Abstract :
Latar Belakang : Hipertensi merupakan meningkatnya tekanan darah diatas ambang normal yakni
lebih dari 140/90 mmHg. Hipertensi pada lansia dapat menyebabkan penurunan fungsi kognitif hingga
mempengaruhi kualitas hidup. Peningkatan kualitas hidup lansia dilakukan untuk mengurangi angka
morbiditas.
Tujuan : Untuk menggambarkan kualitas hidup lansia dengan hipertensi di Desa Tambahsari.
Metode: Deskriptif survei dengan pendekatan cross sectional. Penelitian dilakukan di Desa Tambahsari
pada Mei 2021 hingga Juni 2021 yang melibatkan 92 responden.
Hasil : Lansia dengan hipertensi di Desa Tambahsari mayoritas berusia 70-74 sebanyak 32 lansia
(34,8%), mayoritas lansia berjenis kelamin perempuan sebanyak 59 (64,1%), mayoritas pendidikan
pada lansia SLTA/Sederajat sebanyak 54 (58,7%), mayoritas lansia tidak bekerja sebanyak 57 (61,9%),
mayoritas lansia masih memiliki pasangan sebanyak 56 (60,9%), mayoritas lama menderita hipertensi
pada lansia lebih dari 6 bulan sebanyak 78 lansia (84,8%) dan berdasarkan status minum obat pada
lansia dengan hipertensi sebanyak 82 lansia (89,1%).

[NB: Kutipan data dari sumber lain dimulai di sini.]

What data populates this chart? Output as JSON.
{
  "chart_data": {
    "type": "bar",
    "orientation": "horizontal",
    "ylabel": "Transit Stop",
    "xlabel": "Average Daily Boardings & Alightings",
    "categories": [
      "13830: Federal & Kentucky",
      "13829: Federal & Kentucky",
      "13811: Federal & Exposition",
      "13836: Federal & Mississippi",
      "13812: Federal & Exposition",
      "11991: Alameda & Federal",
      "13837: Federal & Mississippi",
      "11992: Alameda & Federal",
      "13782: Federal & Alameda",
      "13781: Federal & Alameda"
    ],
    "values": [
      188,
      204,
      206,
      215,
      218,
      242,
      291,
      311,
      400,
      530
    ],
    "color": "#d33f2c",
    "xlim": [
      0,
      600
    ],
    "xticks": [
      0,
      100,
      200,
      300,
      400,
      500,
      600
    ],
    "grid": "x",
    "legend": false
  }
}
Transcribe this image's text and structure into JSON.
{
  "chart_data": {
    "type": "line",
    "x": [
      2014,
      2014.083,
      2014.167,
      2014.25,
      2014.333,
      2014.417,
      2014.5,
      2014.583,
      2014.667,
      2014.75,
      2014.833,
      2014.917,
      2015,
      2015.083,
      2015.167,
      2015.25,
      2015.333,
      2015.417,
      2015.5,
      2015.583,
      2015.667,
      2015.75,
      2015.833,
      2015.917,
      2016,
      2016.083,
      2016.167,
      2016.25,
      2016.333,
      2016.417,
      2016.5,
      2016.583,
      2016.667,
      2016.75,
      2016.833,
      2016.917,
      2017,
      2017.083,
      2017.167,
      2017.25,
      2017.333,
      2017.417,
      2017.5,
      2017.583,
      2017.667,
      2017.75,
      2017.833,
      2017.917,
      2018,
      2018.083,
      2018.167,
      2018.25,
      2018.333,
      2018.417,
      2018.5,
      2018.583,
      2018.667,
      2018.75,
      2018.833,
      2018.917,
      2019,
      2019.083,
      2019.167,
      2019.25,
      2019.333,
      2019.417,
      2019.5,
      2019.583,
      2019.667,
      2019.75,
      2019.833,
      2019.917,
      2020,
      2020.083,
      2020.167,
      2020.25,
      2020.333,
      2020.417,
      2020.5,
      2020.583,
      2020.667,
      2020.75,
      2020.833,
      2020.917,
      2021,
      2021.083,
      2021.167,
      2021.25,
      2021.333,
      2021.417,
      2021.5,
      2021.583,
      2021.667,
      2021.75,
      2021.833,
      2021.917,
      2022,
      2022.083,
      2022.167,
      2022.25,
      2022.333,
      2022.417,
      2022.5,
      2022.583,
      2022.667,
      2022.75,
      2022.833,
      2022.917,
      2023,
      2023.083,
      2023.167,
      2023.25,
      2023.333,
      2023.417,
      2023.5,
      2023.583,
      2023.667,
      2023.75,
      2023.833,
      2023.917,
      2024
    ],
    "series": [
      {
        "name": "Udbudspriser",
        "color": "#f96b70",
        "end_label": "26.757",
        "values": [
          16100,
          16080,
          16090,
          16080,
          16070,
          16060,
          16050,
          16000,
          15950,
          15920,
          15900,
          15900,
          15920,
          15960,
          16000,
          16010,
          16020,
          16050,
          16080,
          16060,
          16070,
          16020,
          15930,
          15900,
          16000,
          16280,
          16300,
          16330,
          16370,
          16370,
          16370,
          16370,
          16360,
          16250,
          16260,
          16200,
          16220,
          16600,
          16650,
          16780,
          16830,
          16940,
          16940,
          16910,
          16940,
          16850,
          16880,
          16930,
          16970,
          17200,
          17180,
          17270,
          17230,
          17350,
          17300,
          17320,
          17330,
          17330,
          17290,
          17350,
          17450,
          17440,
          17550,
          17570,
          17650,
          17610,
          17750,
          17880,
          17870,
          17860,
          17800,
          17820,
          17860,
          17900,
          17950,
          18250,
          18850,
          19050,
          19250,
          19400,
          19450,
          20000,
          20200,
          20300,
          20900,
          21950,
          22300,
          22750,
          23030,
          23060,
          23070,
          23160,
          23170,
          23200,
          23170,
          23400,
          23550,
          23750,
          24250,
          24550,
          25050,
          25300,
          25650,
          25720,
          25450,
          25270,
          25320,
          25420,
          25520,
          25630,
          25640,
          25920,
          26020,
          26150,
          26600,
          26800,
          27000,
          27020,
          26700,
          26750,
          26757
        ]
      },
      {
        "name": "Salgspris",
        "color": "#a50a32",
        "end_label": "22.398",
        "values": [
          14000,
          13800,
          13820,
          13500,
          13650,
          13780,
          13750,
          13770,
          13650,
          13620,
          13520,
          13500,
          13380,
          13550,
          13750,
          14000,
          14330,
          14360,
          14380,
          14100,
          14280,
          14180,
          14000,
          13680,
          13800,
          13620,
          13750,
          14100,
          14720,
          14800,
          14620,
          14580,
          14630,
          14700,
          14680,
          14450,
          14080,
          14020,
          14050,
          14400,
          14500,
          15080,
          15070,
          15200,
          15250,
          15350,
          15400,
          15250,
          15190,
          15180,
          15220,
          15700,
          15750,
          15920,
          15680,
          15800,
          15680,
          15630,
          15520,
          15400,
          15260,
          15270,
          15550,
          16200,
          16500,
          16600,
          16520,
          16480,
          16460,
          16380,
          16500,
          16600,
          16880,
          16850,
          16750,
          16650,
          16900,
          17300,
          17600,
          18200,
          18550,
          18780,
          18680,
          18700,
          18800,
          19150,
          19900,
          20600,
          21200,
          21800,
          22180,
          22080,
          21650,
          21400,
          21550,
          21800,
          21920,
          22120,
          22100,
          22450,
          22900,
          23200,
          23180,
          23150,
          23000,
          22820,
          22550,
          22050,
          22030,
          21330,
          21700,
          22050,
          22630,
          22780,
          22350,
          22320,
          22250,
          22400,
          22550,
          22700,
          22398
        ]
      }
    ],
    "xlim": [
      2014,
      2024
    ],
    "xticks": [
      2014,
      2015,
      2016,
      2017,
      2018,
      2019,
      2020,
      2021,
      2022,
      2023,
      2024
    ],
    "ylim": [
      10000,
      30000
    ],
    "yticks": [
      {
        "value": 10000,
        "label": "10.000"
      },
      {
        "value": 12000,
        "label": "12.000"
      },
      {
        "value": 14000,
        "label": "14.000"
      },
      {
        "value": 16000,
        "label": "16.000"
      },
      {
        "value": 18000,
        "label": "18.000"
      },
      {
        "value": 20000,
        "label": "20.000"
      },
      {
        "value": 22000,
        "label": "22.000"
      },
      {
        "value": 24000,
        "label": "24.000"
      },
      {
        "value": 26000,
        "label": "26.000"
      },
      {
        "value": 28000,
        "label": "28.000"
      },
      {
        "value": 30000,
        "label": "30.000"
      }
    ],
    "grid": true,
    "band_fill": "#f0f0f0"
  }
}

Kualitas hidup lansia baik sebanyak 83 (90,2%).
Kesimpulan : Sebagian besar lansia dengan hipertensi yang ada di Desa Tambahsari memiliki kualitas
hidup yang baik.
Saran : Keluarga dan tenaga kesehatan diharapkan mampu membantu lansia dalam meningkatkan
kualitas hidup agar tekanan darah stabil sehingga mampu mencegah terjadinya komplikasi penyakit.